The Dabba is a metaphor really. And food is what makes their world goes round. Every day, during lunch hour, children open up their dabbas to each other and share a bit of that homemade love. Lunch hour at school could be a defining social leveller, a melting pot in a country of different tastes, cultures and social backgrounds.

Stanley, the spirited protagonist, has a bunch of great buddies as his support system, a caring English teacher who he has a crush on, a never-say-die drive to learn and oodles of talent. When it comes to intelligence, he’s the anti-thesis to the dyslexic Ishaan (Darsheel Safari) in Amole Gupte’s first script, ‘Taare Zameen Par’ (He was also the director of that film before Aamir Khan took over the project and Gupte was credited as Creative Director). Stanley is tougher than Ishaan. And smarter. In his own way though, not always conforming to the system.

The film is our window to his world and to many like him. And we watch him closely from a distance as the camera lingers on the children at their most candid behaviour. Never has innocence between captured like this before and Amole Gupte hits the bull’s eye in getting a pitch-perfect natural and realistic performance from his entire ensemble cast that is filled with fresh young faces, led by Partho (Gupte’s son who plays the titular Stanley).

It’s refreshing to see a film that employs love or food as the currency for every day life. Kids are sent to school with food, rewarded with chocolates and even taxed by a teacher in denominations of food. Because, that’s how it used to be. No money? No problem. Your friend would have it. No lunch? No problem. Eat from your friend’s dabba. But guess who wants a share of that love? The Despicable Me-Hindi teacher, nicknamed Khadoos by the kids, wants to eat their lunch. Devoid of love in his life, hated by all, the miserly and greedy teacher (played by Gupte himself) makes life difficult for Stanley because the boy does not bring his own lunch. His parents are away.

The English teacher, Rosy Miss, on the other hand, rewards the kids with chocolates every time she’s impressed with their home-work.  Stanley always manages to impress her. The Science teacher, Ms. Iyer, likes her students to conform to the syllabus while the Math teacher approaches arithmetic with anecdotes to make the learning more fun for children.

The school is the world the film inhabits, so we don’t get a glimpse of their homes. A clever conceit. And Gupte captures the routine of school without ever letting the monotony get repetitive for the audience.

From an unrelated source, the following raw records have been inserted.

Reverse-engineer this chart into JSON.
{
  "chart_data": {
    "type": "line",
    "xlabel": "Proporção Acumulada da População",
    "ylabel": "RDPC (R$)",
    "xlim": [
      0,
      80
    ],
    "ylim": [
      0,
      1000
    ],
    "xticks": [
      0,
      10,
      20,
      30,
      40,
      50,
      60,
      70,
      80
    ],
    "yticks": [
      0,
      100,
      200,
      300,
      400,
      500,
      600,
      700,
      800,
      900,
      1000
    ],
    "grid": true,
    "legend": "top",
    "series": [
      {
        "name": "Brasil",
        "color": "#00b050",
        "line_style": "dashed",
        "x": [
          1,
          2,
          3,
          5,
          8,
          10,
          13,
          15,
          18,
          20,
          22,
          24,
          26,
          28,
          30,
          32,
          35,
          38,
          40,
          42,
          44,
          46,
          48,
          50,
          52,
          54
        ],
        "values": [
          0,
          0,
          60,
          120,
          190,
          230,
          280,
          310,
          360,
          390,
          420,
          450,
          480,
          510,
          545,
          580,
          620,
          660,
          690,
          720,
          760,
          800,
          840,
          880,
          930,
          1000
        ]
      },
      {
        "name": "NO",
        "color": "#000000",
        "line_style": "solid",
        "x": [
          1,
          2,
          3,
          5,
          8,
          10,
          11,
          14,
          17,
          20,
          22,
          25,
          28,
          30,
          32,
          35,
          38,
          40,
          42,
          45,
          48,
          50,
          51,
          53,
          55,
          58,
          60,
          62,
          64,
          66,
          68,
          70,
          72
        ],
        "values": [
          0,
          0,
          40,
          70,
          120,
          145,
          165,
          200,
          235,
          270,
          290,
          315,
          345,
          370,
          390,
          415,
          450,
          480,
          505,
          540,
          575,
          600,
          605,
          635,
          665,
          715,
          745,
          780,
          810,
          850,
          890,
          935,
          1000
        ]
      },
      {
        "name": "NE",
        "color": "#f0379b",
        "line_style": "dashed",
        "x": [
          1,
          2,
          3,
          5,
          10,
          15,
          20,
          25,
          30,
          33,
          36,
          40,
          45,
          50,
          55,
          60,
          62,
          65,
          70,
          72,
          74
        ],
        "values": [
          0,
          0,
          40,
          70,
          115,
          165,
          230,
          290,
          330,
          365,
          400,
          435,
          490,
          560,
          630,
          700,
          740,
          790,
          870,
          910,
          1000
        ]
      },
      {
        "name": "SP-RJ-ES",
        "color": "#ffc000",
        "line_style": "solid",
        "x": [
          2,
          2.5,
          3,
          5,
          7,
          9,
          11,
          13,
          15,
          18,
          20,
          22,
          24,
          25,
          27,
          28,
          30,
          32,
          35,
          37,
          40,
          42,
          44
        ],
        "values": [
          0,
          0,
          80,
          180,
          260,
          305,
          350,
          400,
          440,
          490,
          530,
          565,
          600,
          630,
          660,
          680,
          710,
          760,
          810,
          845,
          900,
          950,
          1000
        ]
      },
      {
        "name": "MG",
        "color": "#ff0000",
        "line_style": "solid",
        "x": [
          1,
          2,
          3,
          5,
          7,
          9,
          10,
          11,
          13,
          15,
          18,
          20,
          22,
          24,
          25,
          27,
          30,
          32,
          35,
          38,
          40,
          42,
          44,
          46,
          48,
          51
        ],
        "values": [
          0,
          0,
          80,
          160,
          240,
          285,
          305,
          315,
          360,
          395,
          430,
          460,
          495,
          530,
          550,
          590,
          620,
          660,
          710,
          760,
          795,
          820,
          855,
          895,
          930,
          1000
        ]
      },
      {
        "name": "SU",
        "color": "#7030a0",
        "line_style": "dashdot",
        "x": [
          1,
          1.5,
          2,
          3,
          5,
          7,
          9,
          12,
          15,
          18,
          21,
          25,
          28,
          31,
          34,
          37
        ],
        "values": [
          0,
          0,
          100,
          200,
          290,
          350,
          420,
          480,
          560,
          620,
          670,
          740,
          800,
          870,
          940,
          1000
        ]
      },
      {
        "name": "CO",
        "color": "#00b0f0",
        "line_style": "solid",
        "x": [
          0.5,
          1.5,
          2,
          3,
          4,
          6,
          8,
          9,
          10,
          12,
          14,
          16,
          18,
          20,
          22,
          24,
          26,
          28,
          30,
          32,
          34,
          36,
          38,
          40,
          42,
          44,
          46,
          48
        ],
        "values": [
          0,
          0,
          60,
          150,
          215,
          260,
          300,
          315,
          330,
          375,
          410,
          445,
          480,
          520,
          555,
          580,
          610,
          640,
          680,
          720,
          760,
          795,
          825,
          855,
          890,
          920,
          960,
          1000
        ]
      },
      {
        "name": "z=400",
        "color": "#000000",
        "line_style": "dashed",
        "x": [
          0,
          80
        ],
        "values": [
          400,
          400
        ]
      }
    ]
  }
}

Stanley Ka Dabba is about the role of the teacher-as-parent. It’s about how every action of theirs shapes young minds. It could encourage them or make them withdraw into a shell. It chokes you in small doses all through (easily moved Mommies will shed buckets of tears), and the drama is done so subtly and elegantly and never for manipulation… until the very end when a slap jolts you out of the rhythm of understatement.

While the dramatic revelation is crucial to the film and makes us revisit everything we’ve seen in fresh light, it seems slapped on us as afterthought.

Yet, this is a great companion piece to Taare Zameen Par, even outdoing the former in sensitivity and freshness. If you are not put off by message movies (I am), you would, like Rosy Miss, give the director a pat on the back and a Five Star chocolate.